What we do know is if you believe Woodward, Obama’s demonization of of Romney on the Medicare issue is nothing but mendacity and hypocrisy.
Read the transcript and video (from Newsbusters) below
BOB WOODWARD: He is tuned in to his own ambivalence, and in the reporting on this, it’s very clear he realizes we face a problem that is not going to go away, that he’s got to address. And there are documents that are floating around that I got and notes of meetings, and you see. For instance, on Medicare, he’s now campaigning on “We’re not going to cut Medicare.” And there are documents where last year he was saying, “Oh, yeah, we have to cut it $250 billion over ten years.”
JOE SCARBOROUGH, HOST: Wait. So you’ve got a document where Barack Obama is saying we’ve got to cut Medicare $250 billion, which I think is responsible. But his campaign team is going out there every day saying, “Watch out. We’re not going to cut Medicare, but Mitt Romney is.”
WOODWARD: Yeah, and, I mean, it’s not just his campaign team. It’s the president himself.
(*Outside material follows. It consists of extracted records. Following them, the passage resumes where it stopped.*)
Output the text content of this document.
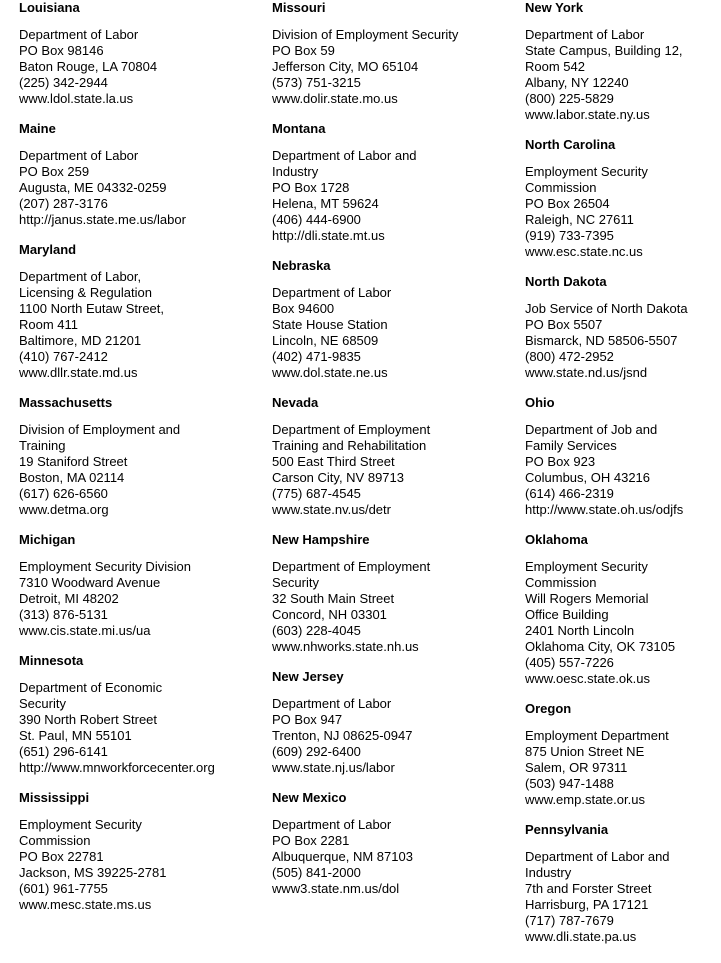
Louisiana
Department of Labor
PO Box 98146
Baton Rouge, LA 70804
(225) 342-2944
www.ldol.state.la.us
Maine
Department of Labor
PO Box 259
Augusta, ME 04332-0259
(207) 287-3176
http://janus.state.me.us/labor
Maryland
Department of Labor,
Licensing & Regulation
1100 North Eutaw Street,
Room 411
Baltimore, MD 21201
(410) 767-2412
www.dllr.state.md.us
Massachusetts
Division of Employment and
Training
19 Staniford Street
Boston, MA 02114
(617) 626-6560
www.detma.org
Michigan
Employment Security Division
7310 Woodward Avenue
Detroit, MI 48202
(313) 876-5131
www.cis.state.mi.us/ua
Minnesota
Department of Economic
Security
390 North Robert Street
St. Paul, MN 55101
(651) 296-6141
http://www.mnworkforcecenter.org
Mississippi
Employment Security
Commission
PO Box 22781
Jackson, MS 39225-2781
(601) 961-7755
www.mesc.state.ms.us
Missouri
Division of Employment Security
PO Box 59
Jefferson City, MO 65104
(573) 751-3215
www.dolir.state.mo.us
Montana
Department of Labor and
Industry
PO Box 1728
Helena, MT 59624
(406) 444-6900
http://dli.state.mt.us
Nebraska
Department of Labor
Box 94600
State House Station
Lincoln, NE 68509
(402) 471-9835
www.dol.state.ne.us
Nevada
Department of Employment
Training and Rehabilitation
500 East Third Street
Carson City, NV 89713
(775) 687-4545
www.state.nv.us/detr
New Hampshire
Department of Employment
Security
32 South Main Street
Concord, NH 03301
(603) 228-4045
www.nhworks.state.nh.us
New Jersey
Department of Labor
PO Box 947
Trenton, NJ 08625-0947
(609) 292-6400
www.state.nj.us/labor
New Mexico
Department of Labor
PO Box 2281
Albuquerque, NM 87103
(505) 841-2000
www3.state.nm.us/dol
New York
Department of Labor
State Campus, Building 12,
Room 542
Albany, NY 12240
(800) 225-5829
www.labor.state.ny.us
North Carolina
Employment Security
Commission
PO Box 26504
Raleigh, NC 27611
(919) 733-7395
www.esc.state.nc.us
North Dakota
Job Service of North Dakota
PO Box 5507
Bismarck, ND 58506-5507
(800) 472-2952
www.state.nd.us/jsnd
Ohio
Department of Job and
Family Services
PO Box 923
Columbus, OH 43216
(614) 466-2319
http://www.state.oh.us/odjfs
Oklahoma
Employment Security
Commission
Will Rogers Memorial
Office Building
2401 North Lincoln
Oklahoma City, OK 73105
(405) 557-7226
www.oesc.state.ok.us
Oregon
Employment Department
875 Union Street NE
Salem, OR 97311
(503) 947-1488
www.emp.state.or.us
Pennsylvania
Department of Labor and
Industry
7th and Forster Street
Harrisburg, PA 17121
(717) 787-7679
www.dli.state.pa.us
He says, “We’re going to reform and strengthen Medicare for the long haul the right way by reducing the cost of health care – everyone would agree with that – not by shifting it onto seniors.” Well, in his own documents, he says, “We have to do this.” When I talked to him, he realized and said very openly that it’s irresponsible to not address this.
SCARBOROUGH: Let’s play a clip that you were alluding to. Go ahead and roll it.
(BEGIN AUDIO CLIP)
PRESIDENT BARACK OBAMA, JULY 21, 2011: All the Democrats felt that for Democrats to join with Republicans in anything that could be painted as a Medicare cut when there was a huge difference between Democratic and Republican positions on Medicare generally was bad politics. It’s an untenable position to say we’re not going to do anything on Medicare and Medicaid when that’s one of the biggest drivers of our budget deficit.
(END AUDIO CLIP)
MIKA BRZEZINSKI: Wow! Alright.
SCARBOROUGH: So that was a portion of what the president said when Bob asked him about a meeting on Medicare that he had with Harry Reid and then the Speaker of the House Nancy Pelosi. He’s saying we’ve got to cut Medicare. We’ve got to be responsible. Democrats are saying, “No, we can’t do that. And now the president, after telling Boehner he would do that, is going out on the campaign trail saying those bad Republicans want to cut Medicare.
By the way, this isn’t about this election. This is about what happens after this election. How does this president after saying to the Republicans, “I’m going to cut Medicare,” which, again, is a responsible thing to do, the only thing you can do if you want to save the program, how can this president then get re-elected and go back to Boehner and go, “You know what, I said I’d cut Medicare, and then I demagogued it and attacked you guys in the campaign, but now let’s do a Medicare deal?”
WOODWARD: Well, in his own words he says, “It’s bad politics to not draw a distinction.” Now, there is somewhat of a distinction, in fairness, but he is proposing cutting Medicare.